Abstract
Background: Carbapenem-resistant Pseudomonas aeruginosa (CRPA) is the one of the main Gram-negative bacterium cause of infections in hospital settings and the spread of them is significant challenge to public health.
Methods: In this study, a total of 30 non-duplicate isolates of CRPA were collected. Antibacterial susceptibility of bacteria to antibiotic agents and AmpC overproducer isolates were determined. Minimal biofilm inhibitory concentration (MBIC) of isolates to cefepime (FEP), imipenem (IPM), ceftazidime (CAZ), and meropenem (MEM) were evaluated with/without cloxacillin (CLX). The carbapenemase and 16S rRNA methylase genes were identified by PCR and the transcription levels of oprD, ampC, and mexA genes were determined by quantitative real-time PCR. ERIC-PCR was used to detect genetic relationships among the isolates.

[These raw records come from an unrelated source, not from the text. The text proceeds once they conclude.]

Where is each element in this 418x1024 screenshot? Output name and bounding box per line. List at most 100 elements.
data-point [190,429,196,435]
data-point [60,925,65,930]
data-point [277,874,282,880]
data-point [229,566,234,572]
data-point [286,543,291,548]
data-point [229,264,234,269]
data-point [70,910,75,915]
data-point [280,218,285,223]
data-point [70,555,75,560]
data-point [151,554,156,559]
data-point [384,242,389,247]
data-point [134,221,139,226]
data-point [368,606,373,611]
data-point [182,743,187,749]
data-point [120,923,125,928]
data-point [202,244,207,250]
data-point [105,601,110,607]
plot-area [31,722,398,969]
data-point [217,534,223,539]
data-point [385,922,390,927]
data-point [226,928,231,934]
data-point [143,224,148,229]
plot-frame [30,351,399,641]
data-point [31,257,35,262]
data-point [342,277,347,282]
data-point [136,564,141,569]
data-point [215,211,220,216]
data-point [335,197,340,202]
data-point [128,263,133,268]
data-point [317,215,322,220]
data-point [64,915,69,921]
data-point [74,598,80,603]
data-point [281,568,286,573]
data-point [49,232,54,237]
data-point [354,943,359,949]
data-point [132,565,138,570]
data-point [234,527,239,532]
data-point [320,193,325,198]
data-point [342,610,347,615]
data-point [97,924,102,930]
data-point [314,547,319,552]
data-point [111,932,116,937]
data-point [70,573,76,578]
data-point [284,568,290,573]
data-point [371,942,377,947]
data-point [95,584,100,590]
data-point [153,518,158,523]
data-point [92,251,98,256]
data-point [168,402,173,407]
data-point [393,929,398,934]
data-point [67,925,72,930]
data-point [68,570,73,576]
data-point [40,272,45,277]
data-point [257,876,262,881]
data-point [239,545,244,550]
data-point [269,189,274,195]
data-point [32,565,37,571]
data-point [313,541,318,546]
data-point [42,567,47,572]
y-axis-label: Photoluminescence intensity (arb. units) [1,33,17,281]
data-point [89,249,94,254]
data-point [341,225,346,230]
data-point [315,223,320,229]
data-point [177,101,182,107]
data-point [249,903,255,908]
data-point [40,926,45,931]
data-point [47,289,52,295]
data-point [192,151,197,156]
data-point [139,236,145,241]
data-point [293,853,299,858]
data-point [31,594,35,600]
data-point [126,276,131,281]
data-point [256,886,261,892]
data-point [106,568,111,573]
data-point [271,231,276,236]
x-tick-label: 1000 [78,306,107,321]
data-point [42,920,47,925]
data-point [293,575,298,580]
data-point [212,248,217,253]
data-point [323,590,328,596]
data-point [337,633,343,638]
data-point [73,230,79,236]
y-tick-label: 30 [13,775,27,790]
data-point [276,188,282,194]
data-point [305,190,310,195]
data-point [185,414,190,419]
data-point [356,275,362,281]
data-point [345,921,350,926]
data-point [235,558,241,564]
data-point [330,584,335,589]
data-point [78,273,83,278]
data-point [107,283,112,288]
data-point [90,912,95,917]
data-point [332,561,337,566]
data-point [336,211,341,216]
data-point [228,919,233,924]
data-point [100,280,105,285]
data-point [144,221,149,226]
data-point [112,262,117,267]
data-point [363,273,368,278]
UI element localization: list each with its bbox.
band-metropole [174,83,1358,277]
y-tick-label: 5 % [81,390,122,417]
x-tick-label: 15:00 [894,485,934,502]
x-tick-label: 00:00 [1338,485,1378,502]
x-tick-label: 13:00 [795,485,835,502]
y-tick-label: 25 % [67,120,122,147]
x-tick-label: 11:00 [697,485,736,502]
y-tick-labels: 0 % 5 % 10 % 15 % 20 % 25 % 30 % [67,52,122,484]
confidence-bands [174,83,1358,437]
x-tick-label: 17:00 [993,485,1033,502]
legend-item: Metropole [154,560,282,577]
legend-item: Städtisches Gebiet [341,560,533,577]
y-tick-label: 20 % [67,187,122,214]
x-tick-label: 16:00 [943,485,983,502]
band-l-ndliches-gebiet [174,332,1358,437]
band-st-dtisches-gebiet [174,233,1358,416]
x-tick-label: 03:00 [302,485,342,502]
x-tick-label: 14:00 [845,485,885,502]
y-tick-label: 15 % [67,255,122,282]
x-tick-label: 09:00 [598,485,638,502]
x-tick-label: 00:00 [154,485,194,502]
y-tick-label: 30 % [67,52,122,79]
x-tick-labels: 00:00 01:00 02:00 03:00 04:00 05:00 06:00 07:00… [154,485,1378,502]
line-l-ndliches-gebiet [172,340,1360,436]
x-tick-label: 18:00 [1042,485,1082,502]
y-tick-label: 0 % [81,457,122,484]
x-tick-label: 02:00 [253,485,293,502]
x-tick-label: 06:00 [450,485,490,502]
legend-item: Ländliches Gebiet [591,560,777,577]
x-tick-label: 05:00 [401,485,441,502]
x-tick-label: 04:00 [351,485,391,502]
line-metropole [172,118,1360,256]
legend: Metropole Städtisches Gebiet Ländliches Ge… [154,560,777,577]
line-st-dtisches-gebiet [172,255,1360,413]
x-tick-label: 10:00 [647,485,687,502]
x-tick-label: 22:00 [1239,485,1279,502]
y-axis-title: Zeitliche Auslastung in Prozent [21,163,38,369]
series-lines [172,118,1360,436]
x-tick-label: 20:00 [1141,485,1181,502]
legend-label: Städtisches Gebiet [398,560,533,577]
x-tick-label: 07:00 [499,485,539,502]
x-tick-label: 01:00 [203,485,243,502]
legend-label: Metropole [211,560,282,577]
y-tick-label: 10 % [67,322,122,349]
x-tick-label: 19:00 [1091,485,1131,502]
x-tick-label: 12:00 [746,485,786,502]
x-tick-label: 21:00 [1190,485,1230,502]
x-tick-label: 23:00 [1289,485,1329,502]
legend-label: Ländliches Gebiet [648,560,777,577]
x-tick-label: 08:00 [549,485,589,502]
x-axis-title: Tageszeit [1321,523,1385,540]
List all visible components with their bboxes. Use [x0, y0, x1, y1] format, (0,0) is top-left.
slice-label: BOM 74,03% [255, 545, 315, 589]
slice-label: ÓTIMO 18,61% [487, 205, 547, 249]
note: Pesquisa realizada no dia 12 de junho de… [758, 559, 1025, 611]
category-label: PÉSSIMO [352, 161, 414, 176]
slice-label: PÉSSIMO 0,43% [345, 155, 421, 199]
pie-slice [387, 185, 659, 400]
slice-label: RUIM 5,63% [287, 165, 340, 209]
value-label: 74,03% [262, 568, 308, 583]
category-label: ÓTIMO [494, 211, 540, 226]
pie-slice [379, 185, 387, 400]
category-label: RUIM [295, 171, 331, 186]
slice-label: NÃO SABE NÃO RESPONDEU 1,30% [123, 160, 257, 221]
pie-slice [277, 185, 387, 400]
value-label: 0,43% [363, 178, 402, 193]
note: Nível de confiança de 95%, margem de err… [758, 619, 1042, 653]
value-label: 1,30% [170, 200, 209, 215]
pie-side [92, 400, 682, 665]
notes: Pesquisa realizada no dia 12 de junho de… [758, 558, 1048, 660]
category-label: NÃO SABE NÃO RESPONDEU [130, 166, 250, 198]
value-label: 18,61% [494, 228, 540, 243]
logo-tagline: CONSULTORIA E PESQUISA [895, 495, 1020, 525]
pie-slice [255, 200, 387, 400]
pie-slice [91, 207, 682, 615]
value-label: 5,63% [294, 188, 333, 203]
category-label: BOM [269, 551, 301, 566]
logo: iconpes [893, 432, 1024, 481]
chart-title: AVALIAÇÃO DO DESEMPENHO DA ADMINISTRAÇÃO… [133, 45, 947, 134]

Results: All isolates were resistance to IPM, MEM, CAZ, FEP, CIP, GEN, TOB and strong biofilm producer. The resistance genes including blaNDM, blaIMP, blaVIM, blaSIM, blaGES, and armA were detected in 21 (70%), 6(20%), 3 (10%), 2 (6.6%), 1 (3.3%), and 56.6% of the isolates, respectively. CLX at 250 and 500 µg/mL significantly reduced the level of MIC to MEM, IPM, CAZ, and FEP and at 2000 µg/mL significantly reduced the level of MBIC to MEM, IPM, CAZ, and FEP. In all of isolates the transcription levels of oprD were significantly downregulated as well as were showed significantly increasing for ampC and mexA. ERIC-PCR typing results divided 30 isolates into four clusters.

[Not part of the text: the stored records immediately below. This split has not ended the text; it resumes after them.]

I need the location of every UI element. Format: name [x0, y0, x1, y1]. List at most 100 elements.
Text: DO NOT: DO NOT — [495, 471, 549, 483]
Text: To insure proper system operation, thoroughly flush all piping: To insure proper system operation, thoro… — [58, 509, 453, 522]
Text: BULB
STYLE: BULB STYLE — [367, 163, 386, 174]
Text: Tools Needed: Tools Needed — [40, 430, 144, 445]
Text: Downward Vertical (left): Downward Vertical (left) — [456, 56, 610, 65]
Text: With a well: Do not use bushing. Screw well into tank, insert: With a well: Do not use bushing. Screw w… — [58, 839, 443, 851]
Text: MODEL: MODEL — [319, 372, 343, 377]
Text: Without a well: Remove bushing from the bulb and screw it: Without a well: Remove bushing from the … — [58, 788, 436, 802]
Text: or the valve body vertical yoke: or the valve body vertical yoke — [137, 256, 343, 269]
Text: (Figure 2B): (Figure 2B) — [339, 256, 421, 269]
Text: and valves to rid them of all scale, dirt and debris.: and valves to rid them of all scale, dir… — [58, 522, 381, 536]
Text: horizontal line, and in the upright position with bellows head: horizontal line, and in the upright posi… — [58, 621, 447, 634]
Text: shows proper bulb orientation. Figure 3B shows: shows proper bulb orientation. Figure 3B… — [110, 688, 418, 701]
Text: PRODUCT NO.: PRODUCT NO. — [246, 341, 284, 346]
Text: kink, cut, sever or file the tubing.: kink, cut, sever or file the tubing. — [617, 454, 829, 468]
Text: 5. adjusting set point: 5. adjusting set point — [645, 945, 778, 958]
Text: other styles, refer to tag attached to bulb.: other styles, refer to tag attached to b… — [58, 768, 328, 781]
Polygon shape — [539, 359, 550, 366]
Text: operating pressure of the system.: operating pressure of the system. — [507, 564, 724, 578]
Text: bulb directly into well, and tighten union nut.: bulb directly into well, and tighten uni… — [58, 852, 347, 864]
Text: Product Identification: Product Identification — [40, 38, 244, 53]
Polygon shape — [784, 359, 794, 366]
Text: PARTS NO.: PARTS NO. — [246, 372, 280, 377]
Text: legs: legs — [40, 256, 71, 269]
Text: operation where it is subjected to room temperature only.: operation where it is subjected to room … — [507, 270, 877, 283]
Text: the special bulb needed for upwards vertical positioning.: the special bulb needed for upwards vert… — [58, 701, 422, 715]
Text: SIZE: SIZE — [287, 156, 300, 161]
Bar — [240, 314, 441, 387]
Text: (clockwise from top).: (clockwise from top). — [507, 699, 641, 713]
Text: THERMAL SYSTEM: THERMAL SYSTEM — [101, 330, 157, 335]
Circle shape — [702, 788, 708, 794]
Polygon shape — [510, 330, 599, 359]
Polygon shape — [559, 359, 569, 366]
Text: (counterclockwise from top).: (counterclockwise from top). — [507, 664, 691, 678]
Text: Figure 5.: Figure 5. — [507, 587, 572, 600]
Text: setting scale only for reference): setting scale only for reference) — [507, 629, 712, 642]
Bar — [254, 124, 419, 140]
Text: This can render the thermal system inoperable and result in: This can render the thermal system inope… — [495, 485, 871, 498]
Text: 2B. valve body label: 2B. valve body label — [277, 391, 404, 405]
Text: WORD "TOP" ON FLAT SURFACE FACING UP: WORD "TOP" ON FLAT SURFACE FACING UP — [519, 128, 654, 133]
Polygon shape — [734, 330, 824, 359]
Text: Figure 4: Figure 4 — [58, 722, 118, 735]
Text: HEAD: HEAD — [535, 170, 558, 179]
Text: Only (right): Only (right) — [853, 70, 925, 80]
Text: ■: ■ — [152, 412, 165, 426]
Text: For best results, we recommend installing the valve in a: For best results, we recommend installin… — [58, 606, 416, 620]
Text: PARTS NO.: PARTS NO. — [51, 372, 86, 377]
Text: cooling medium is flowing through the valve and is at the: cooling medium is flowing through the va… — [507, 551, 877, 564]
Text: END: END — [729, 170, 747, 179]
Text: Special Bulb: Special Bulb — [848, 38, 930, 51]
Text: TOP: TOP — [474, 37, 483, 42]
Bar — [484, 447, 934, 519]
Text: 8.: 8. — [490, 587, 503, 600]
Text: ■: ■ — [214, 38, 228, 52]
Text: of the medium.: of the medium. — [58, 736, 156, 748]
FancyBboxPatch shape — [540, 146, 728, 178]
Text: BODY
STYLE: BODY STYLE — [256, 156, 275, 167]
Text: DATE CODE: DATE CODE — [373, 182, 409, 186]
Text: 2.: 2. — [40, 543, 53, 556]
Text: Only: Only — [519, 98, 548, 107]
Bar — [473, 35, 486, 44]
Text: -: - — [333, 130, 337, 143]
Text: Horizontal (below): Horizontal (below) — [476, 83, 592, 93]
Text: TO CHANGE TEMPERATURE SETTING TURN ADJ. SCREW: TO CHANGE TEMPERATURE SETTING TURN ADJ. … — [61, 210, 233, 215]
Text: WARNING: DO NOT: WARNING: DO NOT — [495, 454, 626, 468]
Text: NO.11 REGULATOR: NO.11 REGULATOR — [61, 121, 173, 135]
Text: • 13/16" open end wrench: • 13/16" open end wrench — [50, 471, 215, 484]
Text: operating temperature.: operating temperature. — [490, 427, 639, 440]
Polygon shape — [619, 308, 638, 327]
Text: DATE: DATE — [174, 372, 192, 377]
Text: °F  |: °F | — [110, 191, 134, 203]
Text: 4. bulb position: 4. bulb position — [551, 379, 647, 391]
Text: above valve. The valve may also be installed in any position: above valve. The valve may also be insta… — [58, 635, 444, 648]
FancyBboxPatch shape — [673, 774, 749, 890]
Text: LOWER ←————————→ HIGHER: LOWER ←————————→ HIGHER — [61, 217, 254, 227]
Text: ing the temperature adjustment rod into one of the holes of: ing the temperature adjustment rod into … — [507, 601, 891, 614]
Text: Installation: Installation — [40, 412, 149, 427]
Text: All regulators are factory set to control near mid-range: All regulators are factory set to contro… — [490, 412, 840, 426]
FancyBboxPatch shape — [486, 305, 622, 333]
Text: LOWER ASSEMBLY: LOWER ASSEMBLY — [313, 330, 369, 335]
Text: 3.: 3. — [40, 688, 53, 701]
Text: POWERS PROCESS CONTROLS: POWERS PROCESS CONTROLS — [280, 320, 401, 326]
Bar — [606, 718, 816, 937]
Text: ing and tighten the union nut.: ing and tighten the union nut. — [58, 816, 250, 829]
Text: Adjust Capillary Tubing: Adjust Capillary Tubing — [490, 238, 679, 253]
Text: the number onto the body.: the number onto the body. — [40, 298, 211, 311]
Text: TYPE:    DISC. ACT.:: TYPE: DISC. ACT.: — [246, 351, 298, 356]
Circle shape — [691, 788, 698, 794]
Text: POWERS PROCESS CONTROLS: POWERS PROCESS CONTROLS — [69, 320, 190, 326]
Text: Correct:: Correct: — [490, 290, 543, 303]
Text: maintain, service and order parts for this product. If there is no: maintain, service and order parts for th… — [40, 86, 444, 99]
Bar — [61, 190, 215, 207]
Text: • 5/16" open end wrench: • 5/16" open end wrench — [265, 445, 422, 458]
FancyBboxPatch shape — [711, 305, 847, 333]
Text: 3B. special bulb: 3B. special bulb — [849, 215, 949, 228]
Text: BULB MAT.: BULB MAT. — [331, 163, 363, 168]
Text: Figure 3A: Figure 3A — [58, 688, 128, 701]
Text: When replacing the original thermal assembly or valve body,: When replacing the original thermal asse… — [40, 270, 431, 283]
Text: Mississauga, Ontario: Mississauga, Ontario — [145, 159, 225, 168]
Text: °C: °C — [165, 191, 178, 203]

Conclusion: In this study we reported the spread of different clone of CRPA harboring co-existence various carbapenemase genes with armA 16S rRNA methylase for the first time in Kerman, Iran. Also, our isolates had a combination of resistance mechanisms to carbapenems as well as biofilm formation along with resistance to aminoglycosides, the further spread of which could cause serious challenge in hospital settings. Therefore, serious monitoring is necessary to reduce their prevalence in our hospital.